The Arduino library that will save you a ton of time if (like me), you do a lot of debug printing, but you never want to leave the Srial.println()s in your final code!
So imagine, you write a Serial.print("wtf dude, i'm here with value: "); Serial.println(value); in your code, you figure out what's not working, and now you have 20+ prints here and there, you go on and delete 18 of them, only to realize that you need to add another feature, and you have to rewrite all of the prints (because who does write a new feature without writing 10 new bugs) ... Sad, isn't it?
Well, MacroDebugger is to the save! Write your "prints", debug your code, COMMENT ONE LINE, all your prints are gone (not deactivated with an if-else close, NOOOOOO, gone!
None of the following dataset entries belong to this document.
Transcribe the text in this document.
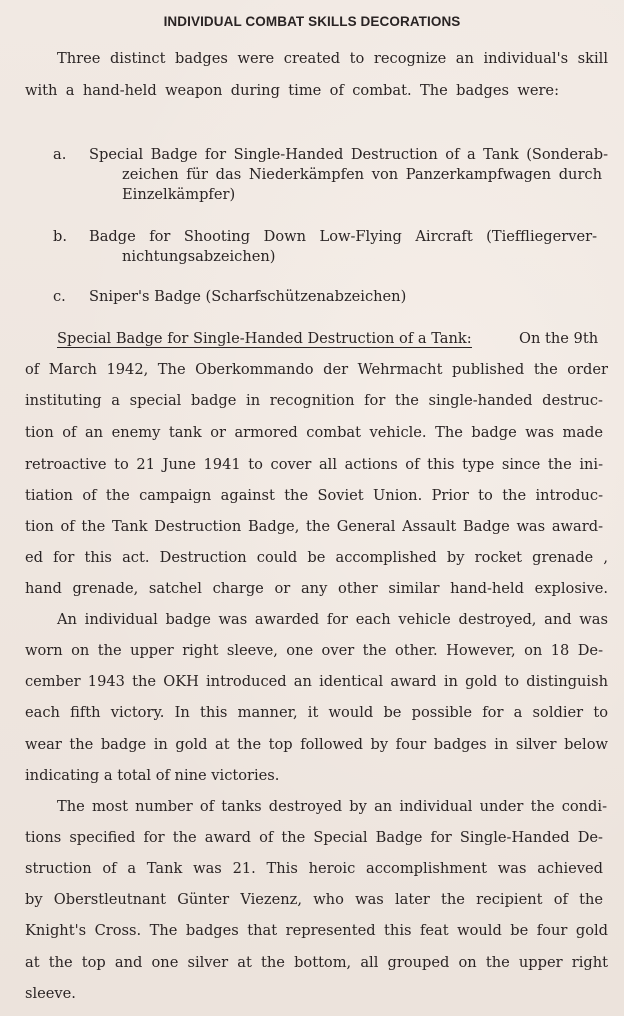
INDIVIDUAL COMBAT SKILLS DECORATIONS
Three distinct badges were created to recognize an individual's skill
with a hand-held weapon during time of combat. The badges were:
a. Special Badge for Single-Handed Destruction of a Tank (Sonderab-
zeichen für das Niederkämpfen von Panzerkampfwagen durch
Einzelkämpfer)
b. Badge for Shooting Down Low-Flying Aircraft (Tieffliegerver-
nichtungsabzeichen)
c. Sniper's Badge (Scharfschützenabzeichen)
Special Badge for Single-Handed Destruction of a Tank:	On the 9th
of March 1942, The Oberkommando der Wehrmacht published the order
instituting a special badge in recognition for the single-handed destruc-
tion of an enemy tank or armored combat vehicle. The badge was made
retroactive to 21 June 1941 to cover all actions of this type since the ini-
tiation of the campaign against the Soviet Union. Prior to the introduc-
tion of the Tank Destruction Badge, the General Assault Badge was award-
ed for this act. Destruction could be accomplished by rocket grenade ,
hand grenade, satchel charge or any other similar hand-held explosive.
An individual badge was awarded for each vehicle destroyed, and was
worn on the upper right sleeve, one over the other. However, on 18 De-
cember 1943 the OKH introduced an identical award in gold to distinguish
each fifth victory. In this manner, it would be possible for a soldier to
wear the badge in gold at the top followed by four badges in silver below
indicating a total of nine victories.
The most number of tanks destroyed by an individual under the condi-
tions specified for the award of the Special Badge for Single-Handed De-
struction of a Tank was 21. This heroic accomplishment was achieved
by Oberstleutnant Günter Viezenz, who was later the recipient of the
Knight's Cross. The badges that represented this feat would be four gold
at the top and one silver at the bottom, all grouped on the upper right
sleeve.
Not even present in the codebase), then, by UNCOMMENTING that same line, all your prints are back ... Cool, isn't it!
This "magic" is possible thanks to the power of MACROS!
DEBUG_BEGIN(): Starts the Serial port (by default it uses Serial, but it could be changed (see examples)) at a given baudrate (by default it's 115200, but could be changed (see examples)).
DEBUG("format", variables): It's basically (literally) C's printf().
DEBUGLN("format", variables): Literally DEBUG, but since I'm always forgetting to add a '\n', here's DEBUGLN.
DEBUG_E(...): Prints whatever you give it, but adds [ERROR]- to the beginning of the string (example: DEBUG_E("1/%d = stupid", 0); --> "[ERROR]- 1/0 = stupid").
DEBUG_W(...): Same as error, but it adds [WARNING]-.
DEBUG_I(...): Same as E, and W, but it add [INFO]- (hopefully this is the one you'll be seeing most of the time).
DEBUG_ENDL(): Prints a newline.
DEBUG_AVAILABLE(): Returns whether data is available in the Serial buffer or not (check Serial.available() for more info).
DEBUG_READ(): Reads a byte from the Serial buffer (if available).
DEBUG_FILL_UNTIL(B, C): Given a buffer B, this will fill it from the Serial buffer (hardware) until it reads the char C, or there's no more data available.
DEBUG_FLUSH(): Empties the Serial buffer (hardware).
Tested this on an ESP32, and an Arduino Nano. (I don't have an ESP8266, or and Arduino Uno right now, but given my experience with them, they should work as well).